Old Pavic

From: Peter Metcalfe <metcalph_at_bigfoot.com>
Date: Thu, 28 Oct 1999 15:04:01 +1300


Ian Thomson

Me>>Nobody today speaks EWF-era Old Pavic nor are there any circumstances
>>in which one concievably encounters a living speaker of EWF Old Pavic.
>>The only circumstance in which EWF Old Pavic would play an influence
>>is if one encountered scrolls written in it.

>I am presuming this is noting a difference between 'EWF Old Pavic' which
>was the language spoken commonly by Pavis and his followers that came from
>the EWF, and was presumably identical to the common language spoken in the
>EWF and 'Old Pavic' which is the watered-down, foreign-influenced version
>which exists in the Rubble today (1610s).

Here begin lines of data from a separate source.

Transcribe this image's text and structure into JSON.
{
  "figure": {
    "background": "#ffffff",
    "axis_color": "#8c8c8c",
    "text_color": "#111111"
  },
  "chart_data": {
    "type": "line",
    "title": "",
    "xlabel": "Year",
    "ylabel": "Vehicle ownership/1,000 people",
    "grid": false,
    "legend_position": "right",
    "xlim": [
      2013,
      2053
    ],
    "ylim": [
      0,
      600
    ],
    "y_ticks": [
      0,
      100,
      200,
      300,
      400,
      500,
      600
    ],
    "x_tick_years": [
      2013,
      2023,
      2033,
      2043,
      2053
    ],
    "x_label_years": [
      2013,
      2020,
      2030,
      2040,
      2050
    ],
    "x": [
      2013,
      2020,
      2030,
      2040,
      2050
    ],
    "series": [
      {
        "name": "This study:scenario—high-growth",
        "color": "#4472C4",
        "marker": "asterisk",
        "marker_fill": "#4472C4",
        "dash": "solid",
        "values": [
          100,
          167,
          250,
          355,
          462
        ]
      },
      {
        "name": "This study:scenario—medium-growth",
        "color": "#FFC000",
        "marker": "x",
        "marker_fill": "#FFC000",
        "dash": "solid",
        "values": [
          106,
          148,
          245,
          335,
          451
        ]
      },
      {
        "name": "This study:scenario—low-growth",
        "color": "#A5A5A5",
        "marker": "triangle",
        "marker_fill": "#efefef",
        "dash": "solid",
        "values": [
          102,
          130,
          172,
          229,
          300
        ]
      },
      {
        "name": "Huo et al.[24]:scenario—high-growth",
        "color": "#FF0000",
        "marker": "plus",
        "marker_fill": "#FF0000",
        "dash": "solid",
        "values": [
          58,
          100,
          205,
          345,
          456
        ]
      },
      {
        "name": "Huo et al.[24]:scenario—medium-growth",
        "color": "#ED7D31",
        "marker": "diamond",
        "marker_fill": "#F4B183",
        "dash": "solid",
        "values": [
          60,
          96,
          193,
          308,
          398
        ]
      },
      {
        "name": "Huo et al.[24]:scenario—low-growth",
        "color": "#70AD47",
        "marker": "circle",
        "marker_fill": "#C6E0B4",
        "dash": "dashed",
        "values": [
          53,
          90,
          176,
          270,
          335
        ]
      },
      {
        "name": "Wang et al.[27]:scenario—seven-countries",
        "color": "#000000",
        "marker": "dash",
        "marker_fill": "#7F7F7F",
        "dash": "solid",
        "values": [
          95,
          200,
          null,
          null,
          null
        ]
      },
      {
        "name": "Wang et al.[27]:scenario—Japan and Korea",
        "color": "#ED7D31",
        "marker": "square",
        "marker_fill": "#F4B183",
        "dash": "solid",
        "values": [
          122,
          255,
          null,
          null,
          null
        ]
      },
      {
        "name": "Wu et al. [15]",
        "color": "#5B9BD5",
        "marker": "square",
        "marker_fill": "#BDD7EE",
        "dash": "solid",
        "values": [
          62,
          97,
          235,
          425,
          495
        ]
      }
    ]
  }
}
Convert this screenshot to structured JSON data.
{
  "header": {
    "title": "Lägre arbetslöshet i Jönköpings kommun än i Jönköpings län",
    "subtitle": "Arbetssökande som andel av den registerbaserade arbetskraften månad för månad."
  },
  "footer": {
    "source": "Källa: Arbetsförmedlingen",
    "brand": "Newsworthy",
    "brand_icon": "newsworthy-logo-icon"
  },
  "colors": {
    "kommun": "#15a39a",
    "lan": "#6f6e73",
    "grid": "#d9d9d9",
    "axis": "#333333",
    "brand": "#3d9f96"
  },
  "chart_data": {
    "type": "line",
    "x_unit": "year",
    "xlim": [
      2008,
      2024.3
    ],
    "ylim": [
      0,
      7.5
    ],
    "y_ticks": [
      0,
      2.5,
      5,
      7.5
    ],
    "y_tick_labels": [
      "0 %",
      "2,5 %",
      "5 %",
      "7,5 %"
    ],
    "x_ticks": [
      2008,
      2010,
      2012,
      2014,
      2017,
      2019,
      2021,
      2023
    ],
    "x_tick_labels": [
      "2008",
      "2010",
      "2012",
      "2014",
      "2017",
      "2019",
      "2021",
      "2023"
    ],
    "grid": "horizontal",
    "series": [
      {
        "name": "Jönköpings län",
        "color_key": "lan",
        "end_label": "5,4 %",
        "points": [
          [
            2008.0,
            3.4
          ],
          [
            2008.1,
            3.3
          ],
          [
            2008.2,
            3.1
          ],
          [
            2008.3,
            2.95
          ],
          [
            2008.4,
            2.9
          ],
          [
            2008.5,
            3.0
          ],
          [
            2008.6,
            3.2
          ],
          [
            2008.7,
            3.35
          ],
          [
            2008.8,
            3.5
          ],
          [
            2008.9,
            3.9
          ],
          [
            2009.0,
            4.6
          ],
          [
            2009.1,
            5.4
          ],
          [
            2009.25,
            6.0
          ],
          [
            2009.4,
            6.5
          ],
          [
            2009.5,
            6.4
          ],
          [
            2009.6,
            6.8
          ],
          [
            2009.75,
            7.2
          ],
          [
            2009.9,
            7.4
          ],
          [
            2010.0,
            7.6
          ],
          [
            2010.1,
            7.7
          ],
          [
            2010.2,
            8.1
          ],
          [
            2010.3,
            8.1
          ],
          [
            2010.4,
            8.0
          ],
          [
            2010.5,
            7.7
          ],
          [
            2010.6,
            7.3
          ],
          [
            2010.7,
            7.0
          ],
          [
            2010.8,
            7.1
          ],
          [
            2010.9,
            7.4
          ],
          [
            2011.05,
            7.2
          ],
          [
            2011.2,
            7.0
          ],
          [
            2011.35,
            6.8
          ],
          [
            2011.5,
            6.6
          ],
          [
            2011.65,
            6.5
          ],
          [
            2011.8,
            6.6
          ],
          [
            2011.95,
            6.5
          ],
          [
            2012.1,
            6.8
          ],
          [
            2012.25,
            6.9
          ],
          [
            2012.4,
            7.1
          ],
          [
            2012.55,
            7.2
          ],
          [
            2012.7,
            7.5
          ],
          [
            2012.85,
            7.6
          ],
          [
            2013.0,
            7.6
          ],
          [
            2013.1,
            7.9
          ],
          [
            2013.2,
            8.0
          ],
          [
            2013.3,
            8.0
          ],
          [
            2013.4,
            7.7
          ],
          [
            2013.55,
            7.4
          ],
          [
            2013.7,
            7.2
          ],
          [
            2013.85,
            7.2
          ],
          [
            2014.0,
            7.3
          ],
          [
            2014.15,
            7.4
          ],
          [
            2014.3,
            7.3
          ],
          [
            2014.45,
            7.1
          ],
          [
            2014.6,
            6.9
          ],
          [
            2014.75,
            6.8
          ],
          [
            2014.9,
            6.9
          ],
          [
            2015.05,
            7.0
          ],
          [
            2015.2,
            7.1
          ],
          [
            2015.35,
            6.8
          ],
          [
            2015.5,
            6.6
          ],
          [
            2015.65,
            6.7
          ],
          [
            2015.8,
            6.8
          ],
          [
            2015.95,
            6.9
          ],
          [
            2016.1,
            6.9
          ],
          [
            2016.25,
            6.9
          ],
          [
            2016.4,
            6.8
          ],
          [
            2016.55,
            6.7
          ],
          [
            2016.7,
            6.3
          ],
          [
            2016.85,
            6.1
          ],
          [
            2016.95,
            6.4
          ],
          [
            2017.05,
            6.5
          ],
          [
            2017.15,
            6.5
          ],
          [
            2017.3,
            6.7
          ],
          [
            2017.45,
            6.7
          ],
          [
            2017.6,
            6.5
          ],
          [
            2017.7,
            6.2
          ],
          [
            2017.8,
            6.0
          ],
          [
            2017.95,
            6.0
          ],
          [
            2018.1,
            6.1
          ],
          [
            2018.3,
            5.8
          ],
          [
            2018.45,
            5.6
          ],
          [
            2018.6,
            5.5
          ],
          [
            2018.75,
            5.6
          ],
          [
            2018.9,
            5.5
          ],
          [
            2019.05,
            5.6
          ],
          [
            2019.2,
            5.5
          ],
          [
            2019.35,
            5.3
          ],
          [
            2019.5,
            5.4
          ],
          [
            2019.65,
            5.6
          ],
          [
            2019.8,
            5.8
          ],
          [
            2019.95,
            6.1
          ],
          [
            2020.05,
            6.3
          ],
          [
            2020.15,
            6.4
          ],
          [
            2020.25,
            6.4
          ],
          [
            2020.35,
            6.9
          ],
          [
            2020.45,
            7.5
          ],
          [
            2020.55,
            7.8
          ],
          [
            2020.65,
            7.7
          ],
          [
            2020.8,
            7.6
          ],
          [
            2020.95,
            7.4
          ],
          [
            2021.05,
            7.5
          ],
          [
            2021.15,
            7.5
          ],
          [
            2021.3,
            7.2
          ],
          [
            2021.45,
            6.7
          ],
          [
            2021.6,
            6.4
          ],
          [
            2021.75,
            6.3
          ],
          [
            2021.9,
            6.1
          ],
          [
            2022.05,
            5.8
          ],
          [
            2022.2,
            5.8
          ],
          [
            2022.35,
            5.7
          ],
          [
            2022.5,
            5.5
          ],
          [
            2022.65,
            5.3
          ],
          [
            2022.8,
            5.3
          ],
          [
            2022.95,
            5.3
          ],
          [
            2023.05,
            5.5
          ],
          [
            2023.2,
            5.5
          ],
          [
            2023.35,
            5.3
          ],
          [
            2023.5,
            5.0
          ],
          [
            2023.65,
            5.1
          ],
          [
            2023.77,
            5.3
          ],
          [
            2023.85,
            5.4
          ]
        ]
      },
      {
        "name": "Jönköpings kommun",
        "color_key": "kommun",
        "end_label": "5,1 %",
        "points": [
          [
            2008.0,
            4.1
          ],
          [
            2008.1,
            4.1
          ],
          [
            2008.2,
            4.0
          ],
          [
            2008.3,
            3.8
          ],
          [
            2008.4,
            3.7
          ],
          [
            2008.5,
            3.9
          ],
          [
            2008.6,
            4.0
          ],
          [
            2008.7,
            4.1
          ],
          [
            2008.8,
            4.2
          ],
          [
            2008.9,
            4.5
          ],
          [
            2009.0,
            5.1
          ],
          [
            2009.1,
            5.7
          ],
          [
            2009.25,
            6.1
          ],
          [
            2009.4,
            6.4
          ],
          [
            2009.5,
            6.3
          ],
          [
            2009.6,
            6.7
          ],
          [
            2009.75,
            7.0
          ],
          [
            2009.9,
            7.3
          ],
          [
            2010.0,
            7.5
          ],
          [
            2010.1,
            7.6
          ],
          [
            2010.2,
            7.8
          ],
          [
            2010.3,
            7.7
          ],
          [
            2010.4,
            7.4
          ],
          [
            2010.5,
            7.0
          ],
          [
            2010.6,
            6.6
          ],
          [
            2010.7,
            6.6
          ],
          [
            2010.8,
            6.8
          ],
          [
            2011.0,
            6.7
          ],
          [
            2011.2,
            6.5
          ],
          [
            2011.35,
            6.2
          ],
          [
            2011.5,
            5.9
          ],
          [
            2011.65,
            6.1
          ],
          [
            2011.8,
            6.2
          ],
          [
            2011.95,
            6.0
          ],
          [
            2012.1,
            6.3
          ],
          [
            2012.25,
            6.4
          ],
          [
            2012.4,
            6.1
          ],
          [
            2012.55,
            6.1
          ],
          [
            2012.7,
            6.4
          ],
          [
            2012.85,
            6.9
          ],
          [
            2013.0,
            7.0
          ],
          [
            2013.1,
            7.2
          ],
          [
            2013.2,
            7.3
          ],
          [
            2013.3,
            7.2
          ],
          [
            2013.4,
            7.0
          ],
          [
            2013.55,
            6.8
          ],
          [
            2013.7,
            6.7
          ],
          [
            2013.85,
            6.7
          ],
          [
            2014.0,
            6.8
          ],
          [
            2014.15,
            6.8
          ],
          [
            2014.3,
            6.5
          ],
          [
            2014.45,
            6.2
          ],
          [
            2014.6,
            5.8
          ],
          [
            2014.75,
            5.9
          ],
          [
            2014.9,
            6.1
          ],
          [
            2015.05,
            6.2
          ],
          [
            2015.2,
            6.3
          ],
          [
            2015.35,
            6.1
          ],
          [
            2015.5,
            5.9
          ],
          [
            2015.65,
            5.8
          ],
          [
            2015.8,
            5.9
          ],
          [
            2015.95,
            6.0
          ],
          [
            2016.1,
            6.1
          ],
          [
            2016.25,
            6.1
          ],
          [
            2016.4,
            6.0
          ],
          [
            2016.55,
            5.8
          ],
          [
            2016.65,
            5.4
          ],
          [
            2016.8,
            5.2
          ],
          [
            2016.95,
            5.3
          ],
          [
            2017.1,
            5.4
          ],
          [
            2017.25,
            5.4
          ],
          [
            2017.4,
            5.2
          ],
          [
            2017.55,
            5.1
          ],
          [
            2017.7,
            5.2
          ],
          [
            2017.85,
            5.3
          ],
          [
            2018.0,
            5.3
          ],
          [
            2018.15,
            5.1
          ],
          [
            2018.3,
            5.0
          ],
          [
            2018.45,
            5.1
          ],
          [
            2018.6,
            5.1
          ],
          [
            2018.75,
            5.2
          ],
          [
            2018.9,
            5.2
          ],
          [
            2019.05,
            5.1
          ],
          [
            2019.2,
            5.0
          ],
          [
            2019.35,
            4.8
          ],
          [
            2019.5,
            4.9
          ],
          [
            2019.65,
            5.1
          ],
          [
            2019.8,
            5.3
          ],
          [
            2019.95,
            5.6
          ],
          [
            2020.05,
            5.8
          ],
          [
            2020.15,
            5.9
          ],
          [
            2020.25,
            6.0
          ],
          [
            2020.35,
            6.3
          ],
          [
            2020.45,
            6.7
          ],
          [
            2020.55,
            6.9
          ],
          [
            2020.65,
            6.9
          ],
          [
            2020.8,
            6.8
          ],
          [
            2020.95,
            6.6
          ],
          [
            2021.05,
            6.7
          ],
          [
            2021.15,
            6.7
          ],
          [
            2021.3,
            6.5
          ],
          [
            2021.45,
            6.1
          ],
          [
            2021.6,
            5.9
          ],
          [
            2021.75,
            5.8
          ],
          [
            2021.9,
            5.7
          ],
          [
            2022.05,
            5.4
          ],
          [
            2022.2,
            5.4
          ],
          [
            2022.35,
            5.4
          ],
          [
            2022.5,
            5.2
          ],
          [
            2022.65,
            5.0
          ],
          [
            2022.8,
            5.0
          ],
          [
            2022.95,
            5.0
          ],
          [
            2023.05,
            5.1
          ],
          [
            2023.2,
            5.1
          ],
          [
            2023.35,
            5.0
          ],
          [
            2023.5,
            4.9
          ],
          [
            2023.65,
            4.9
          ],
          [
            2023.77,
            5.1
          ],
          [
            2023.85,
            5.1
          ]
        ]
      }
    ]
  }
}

Just strike out "watered-down" and amend "foreign-influenced" to "nomad-influenced". I do believe there to be a difference yes, but I do not believe the difference is large or meaningful enough to create yet another language.

Bob Stancliff:

Me>> I do not believe that Pavic natives have forgotten most of their
>> EWF-era language and replaced it with foreign words.

>Let's define some terms: "Old Pavic" is the city language in the glory
>days of the 1100's and was brought from EWF. "Pavic" is the current, or
>1600's version of the same language after being used by the (mostly
>illiterate) Rubble population for 500 years.

I utterly reject these definitions. Our sources state that Old Pavic is the language spoken by Pavic natives _today_ and I have been consistently maintaining this line.

>This is a direct parallel to Latin is the early Dark Ages.

Bob, vulgate forms of latin and related languages (Umbrian) existed in the Empire even in Augustus's time. Secondly Old Pavic cannot be the Church Language of Pavis city as we know that the language was Auld Wyrmish. Only Adari is said to use Old Pavic in a religious context. Hence the Old Pavic is Latin parallel fails.

>I -do- believe that Pavic has lost most of the words that are not used in
>daily life, and has added local words for concepts that didn't exist in
>Dragon Pass.

One is tempted to ask what latin words were lost as a result of the fall of the Western Roman Empire. Old Pavic was the common language of the EWF and so virtually most of its vocab would be used in daily life. Language loss of the type you describe simply does not occur in the RW.

>> Yet suggesting that we create a _new_ language to distinguish the
>> language written in the days of the EWF from that of modern Pavic
>> natives today seems to me to be rules overkill on par with Monster
>> Colloseium's Chariot Construction Rules.

>I believe that Pavic already exists in the published material, especially
>the NPC character sheets, the distinction isn't created by me.

Depends on what the NPC's are. If they are sartarite immigrants that settled with Dorasar then Pavic is Sartarite with an accent. If they are Pavic Natives then it is just shorthand for Old Pavic. Hence there is nothing that requires us to create a new language to represent Old-Pavic-in-EWF-days.

>By the way, one of my friends runs the chariot rules. Just because they
>are worthless to you doesn't make them invalid, only for your campaign.

I'm so happy for your friend that he is able to find untrammelled joy in totalling up the weight of the gaff poles, scythes, wheels etc to determine the effect that the chariot has upon a horse's fatigue. I still maintain the Chariot construction rules are overkill as any time spent in building chariots could be productively spent elsewhere in increasing the player's sense of *fun*.

>> Nobody today speaks EWF-era Old Pavic nor are there any circumstances
>> in which one concievably encounters a living speaker of EWF Old Pavic.

>You were the one who gave us that wonderful reference to Old Pavic being
>spoken in worship services in Adari and Pavis, so you are contradicting
>yourself.

Is this the wonderful reference you're thinking of?

:RQ2 (p103) calls it "nearly dead" but spoken by the native humans of 
:Pavis.  It is also spoken in the religious ceremonies of Adari, but
:not spoken by the populace there.

I fail to see how I am contradicting myself given that _it_ _said_ that Old Pavic is spoken by the native humans of Pavis.

>There are scholars today who can speak ancient Latin or Greek
>conversationally, the same would certainly apply to Old Pavic.

Have you heard them try to communicate with each other across language borders, like say an English Latin speaker and a German Latin Speaker? Is the "C" is Caesar hard or soft? Even in Henry VII's time, when Catherine of Aragorn landed in England to become the Princess of Wales, the only common language she had with the court was Latin at first and despite this only the English Bishops could understand what she was saying.